第3話
馬車に揺られて連れて来られたお屋敷は、豪奢の一言に尽きた。侯爵様が言っていた別棟でさえも、真っ白な建物は日射しを受けて輝くようで、案内されたお部屋もまた、日当たりが良く内壁だけでなく置かれた家具や敷かれた絨毯までもが、見たこともない高級なもので私はひどく気後れした。町では煤けてくすんだ建物ばかりで、私達母娘も同様の家に住んでいたのだ。すきま風が吹き込む部屋で固い椅子とベッドに慣れていた身としては分不相応にも程がある。見たところ、このお部屋のソファーもベッドもゆったりと大きく、てっきり使用人の人達が休むようなお部屋に案内されると思っていた私には、まるでお嬢様扱いでもされているかのような待遇に恐ろしささえ感じられた。

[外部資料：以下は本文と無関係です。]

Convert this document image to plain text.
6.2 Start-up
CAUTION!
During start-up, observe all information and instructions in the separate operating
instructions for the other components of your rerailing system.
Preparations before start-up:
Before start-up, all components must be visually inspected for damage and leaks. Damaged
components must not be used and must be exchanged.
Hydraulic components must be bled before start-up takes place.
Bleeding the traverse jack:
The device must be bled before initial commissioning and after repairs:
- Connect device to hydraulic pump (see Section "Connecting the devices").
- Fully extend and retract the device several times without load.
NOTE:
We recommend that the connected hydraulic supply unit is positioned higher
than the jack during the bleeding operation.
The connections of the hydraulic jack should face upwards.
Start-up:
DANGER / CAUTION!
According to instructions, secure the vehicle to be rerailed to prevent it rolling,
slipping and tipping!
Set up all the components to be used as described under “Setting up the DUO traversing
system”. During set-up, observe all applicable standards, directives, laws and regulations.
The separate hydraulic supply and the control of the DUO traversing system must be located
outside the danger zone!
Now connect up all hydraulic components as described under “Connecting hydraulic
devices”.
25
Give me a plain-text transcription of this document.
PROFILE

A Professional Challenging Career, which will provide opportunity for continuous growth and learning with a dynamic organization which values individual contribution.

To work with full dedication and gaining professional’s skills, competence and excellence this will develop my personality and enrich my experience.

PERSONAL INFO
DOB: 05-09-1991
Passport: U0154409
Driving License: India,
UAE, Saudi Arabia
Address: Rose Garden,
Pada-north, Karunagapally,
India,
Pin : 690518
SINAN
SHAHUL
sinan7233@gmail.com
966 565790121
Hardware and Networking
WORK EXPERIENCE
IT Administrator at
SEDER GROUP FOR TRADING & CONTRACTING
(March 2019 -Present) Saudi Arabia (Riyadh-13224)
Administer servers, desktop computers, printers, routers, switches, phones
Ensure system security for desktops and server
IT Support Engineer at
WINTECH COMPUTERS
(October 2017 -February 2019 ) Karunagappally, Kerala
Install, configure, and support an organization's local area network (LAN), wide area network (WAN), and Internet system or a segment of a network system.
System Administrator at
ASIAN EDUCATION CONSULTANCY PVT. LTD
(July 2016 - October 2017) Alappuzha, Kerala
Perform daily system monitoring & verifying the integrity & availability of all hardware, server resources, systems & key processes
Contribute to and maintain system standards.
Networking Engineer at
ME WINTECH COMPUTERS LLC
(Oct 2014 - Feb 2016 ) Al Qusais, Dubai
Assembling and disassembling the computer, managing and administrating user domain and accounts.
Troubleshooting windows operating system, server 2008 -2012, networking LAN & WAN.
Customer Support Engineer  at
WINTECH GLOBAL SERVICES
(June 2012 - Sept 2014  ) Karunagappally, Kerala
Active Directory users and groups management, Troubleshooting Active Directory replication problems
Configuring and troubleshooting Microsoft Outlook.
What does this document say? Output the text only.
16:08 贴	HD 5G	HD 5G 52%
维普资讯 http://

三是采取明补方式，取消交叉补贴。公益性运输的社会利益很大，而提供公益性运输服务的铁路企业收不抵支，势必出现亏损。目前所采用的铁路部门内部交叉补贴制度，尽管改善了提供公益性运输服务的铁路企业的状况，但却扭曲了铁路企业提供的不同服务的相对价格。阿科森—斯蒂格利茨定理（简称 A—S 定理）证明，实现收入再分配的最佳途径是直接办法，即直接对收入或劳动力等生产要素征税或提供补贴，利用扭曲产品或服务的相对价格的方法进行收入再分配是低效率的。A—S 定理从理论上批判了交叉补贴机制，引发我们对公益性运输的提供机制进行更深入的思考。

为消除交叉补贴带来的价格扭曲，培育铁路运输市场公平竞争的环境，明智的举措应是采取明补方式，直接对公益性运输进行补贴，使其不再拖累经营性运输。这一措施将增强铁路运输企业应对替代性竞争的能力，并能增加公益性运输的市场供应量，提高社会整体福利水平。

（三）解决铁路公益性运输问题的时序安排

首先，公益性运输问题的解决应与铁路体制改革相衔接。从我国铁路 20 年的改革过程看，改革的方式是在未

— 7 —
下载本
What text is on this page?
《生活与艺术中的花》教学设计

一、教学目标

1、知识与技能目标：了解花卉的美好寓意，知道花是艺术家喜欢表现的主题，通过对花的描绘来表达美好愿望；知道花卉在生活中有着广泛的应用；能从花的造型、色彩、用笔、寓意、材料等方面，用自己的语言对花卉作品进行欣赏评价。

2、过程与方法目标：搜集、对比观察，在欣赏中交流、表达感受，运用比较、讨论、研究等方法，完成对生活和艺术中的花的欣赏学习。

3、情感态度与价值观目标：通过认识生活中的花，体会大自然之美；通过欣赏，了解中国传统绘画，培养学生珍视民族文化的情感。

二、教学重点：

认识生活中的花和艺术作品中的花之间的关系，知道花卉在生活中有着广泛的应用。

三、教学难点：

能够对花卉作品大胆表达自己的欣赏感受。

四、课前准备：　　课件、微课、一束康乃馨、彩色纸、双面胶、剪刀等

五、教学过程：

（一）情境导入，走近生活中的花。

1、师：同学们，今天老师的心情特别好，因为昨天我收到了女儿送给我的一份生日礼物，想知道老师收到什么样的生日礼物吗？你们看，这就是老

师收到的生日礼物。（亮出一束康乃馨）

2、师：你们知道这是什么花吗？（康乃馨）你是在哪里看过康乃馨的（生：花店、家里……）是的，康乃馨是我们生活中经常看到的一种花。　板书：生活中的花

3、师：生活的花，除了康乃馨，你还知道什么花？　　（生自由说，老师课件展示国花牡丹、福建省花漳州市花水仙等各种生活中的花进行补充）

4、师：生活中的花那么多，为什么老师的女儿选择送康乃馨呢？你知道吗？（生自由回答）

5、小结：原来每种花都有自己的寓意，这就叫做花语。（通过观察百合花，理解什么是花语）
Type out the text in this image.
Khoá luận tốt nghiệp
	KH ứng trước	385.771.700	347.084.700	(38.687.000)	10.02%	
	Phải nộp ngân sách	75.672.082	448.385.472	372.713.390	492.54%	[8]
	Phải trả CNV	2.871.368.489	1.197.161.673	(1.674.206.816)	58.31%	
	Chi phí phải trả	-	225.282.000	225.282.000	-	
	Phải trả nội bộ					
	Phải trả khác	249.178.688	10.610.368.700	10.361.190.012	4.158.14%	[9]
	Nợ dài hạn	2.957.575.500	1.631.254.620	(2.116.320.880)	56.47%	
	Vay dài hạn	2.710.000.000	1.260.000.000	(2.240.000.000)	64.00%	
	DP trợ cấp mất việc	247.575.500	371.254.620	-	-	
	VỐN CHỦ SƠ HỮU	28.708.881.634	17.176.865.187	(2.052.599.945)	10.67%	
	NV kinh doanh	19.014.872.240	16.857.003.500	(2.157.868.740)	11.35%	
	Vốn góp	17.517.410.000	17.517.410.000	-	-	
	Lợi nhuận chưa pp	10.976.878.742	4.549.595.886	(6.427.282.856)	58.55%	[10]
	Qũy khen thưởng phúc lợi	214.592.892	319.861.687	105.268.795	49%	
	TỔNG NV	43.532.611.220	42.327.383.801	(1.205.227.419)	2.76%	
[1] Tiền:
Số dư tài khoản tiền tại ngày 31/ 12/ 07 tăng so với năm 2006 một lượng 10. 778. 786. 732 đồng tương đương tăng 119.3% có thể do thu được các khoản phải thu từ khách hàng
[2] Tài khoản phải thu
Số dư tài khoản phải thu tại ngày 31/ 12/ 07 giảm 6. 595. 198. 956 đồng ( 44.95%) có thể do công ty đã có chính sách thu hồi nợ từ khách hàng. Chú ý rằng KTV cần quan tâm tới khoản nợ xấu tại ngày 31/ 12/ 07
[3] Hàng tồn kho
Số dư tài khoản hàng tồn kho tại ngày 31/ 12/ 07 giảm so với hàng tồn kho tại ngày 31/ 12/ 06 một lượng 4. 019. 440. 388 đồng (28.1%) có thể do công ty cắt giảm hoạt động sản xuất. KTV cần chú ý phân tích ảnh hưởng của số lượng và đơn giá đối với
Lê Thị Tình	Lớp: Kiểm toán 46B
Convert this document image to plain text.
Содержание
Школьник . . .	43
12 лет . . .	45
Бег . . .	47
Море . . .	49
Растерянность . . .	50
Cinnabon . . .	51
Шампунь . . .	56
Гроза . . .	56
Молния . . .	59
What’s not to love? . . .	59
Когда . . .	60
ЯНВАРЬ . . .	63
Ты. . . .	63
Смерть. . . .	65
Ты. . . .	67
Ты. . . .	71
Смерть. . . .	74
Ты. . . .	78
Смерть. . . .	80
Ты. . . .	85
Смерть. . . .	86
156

「ミモレヴィーテ様には、本日よりこちらのお部屋で暮らして頂きます。何か必要なものがございましたらミモレヴィーテ様につくメイドのマルタにお申し付けくださいますよう」
メイド長だと紹介された、貫禄のある女性が──名前はビオラと言っていた──まだ年若く私より少し歳上くらいの女性を控えさせ、淡々と告げる。その女性は私に向かって深くお辞儀をして、「これからミモレヴィーテ様にお仕え致します、マルタと申します」と、なめらかに挨拶してきた。
「……は、はい……お世話になります……」
それにしても部屋が広すぎる。その上お付きのメイドまであてがわれるなんて、扱いの丁重さに萎縮するばかりだ。侯爵様は別棟で母を侍医に診させてくれると仰っていたけれど、所詮平民でしかない母娘なのだから一つのお部屋で母と過ごすことになるとばかり思っていた。
「……あの、お母さんは今……」
馬車から降りてすぐに母とは別にされ、今の部屋に案内された私にとって、それが何より心配だった。母はお屋敷までの道のりでも意識を戻さず、呼吸こそ落ち着いていたけれど血の気が引いた頬は、事故での出血がいかに多かったかを物語っていたし、いくら妖精達が癒してくれたと言っても流れ出た血は体内に戻せないようだった。侯爵様の侍医というお方が診て下さっても、足りなくなった血液はどうしようもないのではないか?──私はお医者にかかった事がないから、治療については何も分からないだけに不安だった。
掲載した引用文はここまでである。